L’enseignement est au cœur de sa vie et quand il parle de ses anciens étudiants, on sent la fierté pointer après quelques mots à peine. Il suit leur parcours avec une constance remarquable et essaie d’intégrer leurs concerts à son agenda déjà bien rempli. Dans son enseignement, il insiste sur la clarté du jeu, le legato, le phrasé, l’expression, le jeu contrastant, la structure de l’œuvre, mais aussi la transcendance de l’instrument. « Je recherche surtout une approche de la musique qui soit vraie et sincère, précise-t-il. J’essaie de tout faire par la sincérité : respecter le texte musical et aller le plus loin possible dans les idées que le compositeur a souhaité exprimer. » Ses anciens étudiants soulignent aussi sa recherche de l’excellence. « Il a toujours voulu m’amener au meilleur de mes capacités et plus loin encore, mais toujours en passant par la musique », maintient Louise Bessette. Olivier Godin abonde dans le même sens : « Avec lui, on ne peut jamais choisir le chemin de la facilité. Il faut être à la hauteur de nos attentes. Il faut aussi prendre le temps de réfléchir aux interprétations, nous construire pas seulement une technique, mais aussi une personnalité. » Pour Sosa, « les jeunes d’aujourd’hui sont beaucoup plus conscients des outils à acquérir pour être excellents. D’eux-mêmes, ils prennent conscience qu’ils ne peuvent pas se contenter de simplement bien faire. Il faut aller plus loin, s’assurer que ce qu’on fait soit vrai, sonne vrai ».

Toujours plus loin, toujours plus profondément, cela semble être la devise de cet homme intègre, particulièrement sensible, ouvert au monde. Amateur de lecture, de cinéma, il est passionné par les voyages et les langues. L’air de ne pas trop y faire attention, il avoue parler quatre langues et « un peu de japonais, de chinois, de russe, d’allemand ». Il compte évidemment aussi sur les multiples possibilités que lui offre la musique pour s’exprimer. Comme compositeur, son catalogue d’œuvres, assez impressionnant, témoigne de sa volonté d’intégrer le lyrisme au langage contemporain. On y retrouve entre autres des œuvres de musique de chambre pour diverses combinaisons d’instruments dont les bien nommées Affinités pour quatuor à cordes, « le fait d’un grand musicien, qui a quelque chose à dire et qui écrit admirablement pour le quatuor » selon Claude Gingras de La Presse, Kunâla, poème pour piano et orchestre, Auslöring, messe pour ensemble vocal a capella et, bien entendu, nombre d’œuvres pour piano, dont plusieurs pour la main gauche. Élève du légendaire Sergiu Celibidache, il a également fondé et dirigé, de 1986 à 1989, l’Orchestre symphonique de Saint-Léonard et se dit fasciné par le répertoire symphonique.

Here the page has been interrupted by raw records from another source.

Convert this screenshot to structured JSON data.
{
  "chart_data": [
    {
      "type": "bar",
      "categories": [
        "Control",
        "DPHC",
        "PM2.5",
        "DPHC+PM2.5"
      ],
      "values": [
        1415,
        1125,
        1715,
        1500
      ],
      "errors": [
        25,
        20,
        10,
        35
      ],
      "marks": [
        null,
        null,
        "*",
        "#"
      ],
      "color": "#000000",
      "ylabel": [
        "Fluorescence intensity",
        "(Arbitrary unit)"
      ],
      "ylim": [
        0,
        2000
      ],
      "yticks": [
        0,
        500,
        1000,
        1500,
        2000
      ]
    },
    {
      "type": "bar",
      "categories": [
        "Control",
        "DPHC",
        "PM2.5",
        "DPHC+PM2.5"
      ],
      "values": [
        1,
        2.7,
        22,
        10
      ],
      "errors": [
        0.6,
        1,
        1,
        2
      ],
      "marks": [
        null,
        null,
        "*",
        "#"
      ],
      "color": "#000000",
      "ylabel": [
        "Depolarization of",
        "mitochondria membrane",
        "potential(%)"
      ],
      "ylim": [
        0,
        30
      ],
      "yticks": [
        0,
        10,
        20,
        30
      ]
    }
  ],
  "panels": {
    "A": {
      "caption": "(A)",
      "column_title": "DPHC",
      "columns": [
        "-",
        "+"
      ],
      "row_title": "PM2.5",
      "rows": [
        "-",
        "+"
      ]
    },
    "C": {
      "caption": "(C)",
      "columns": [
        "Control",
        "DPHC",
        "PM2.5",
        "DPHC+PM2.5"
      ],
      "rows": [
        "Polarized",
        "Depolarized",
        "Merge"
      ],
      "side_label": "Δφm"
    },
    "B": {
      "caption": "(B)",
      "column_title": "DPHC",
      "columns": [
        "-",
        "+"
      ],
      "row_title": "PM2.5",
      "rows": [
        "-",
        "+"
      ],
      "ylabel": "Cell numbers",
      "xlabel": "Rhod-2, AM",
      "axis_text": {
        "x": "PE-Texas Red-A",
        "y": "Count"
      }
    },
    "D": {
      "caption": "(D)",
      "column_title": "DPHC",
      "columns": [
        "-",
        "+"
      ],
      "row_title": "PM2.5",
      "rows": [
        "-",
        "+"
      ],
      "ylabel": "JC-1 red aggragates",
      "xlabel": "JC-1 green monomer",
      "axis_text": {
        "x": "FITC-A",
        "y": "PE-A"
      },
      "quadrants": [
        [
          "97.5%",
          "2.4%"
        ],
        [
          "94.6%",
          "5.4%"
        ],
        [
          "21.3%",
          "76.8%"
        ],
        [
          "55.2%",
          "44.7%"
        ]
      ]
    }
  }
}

Quand on lui demande ce qu’on peut lui souhaiter pour ses prochaines décennies de carrière, le propos devient presque confidence. « J’ai toujours l’espoir que ma main droite revienne », avoue-t-il. Raoul Sosa est peut-être un homme de peu de mots mais, quand il s’exprime en musique, on ressent viscéralement les moments les plus sombres d’une vie mais aussi, en filigrane, les instants de bonheur pur. Les mots deviennent de toute façon inutiles quand on entend le langage du cœur. n

Carte blanche à Raoul Sosa. Dimanche 30 mars 2008 à 20 h à la salle Pierre-Mercure du Centre Pierre-Péladeau. Entrée libre.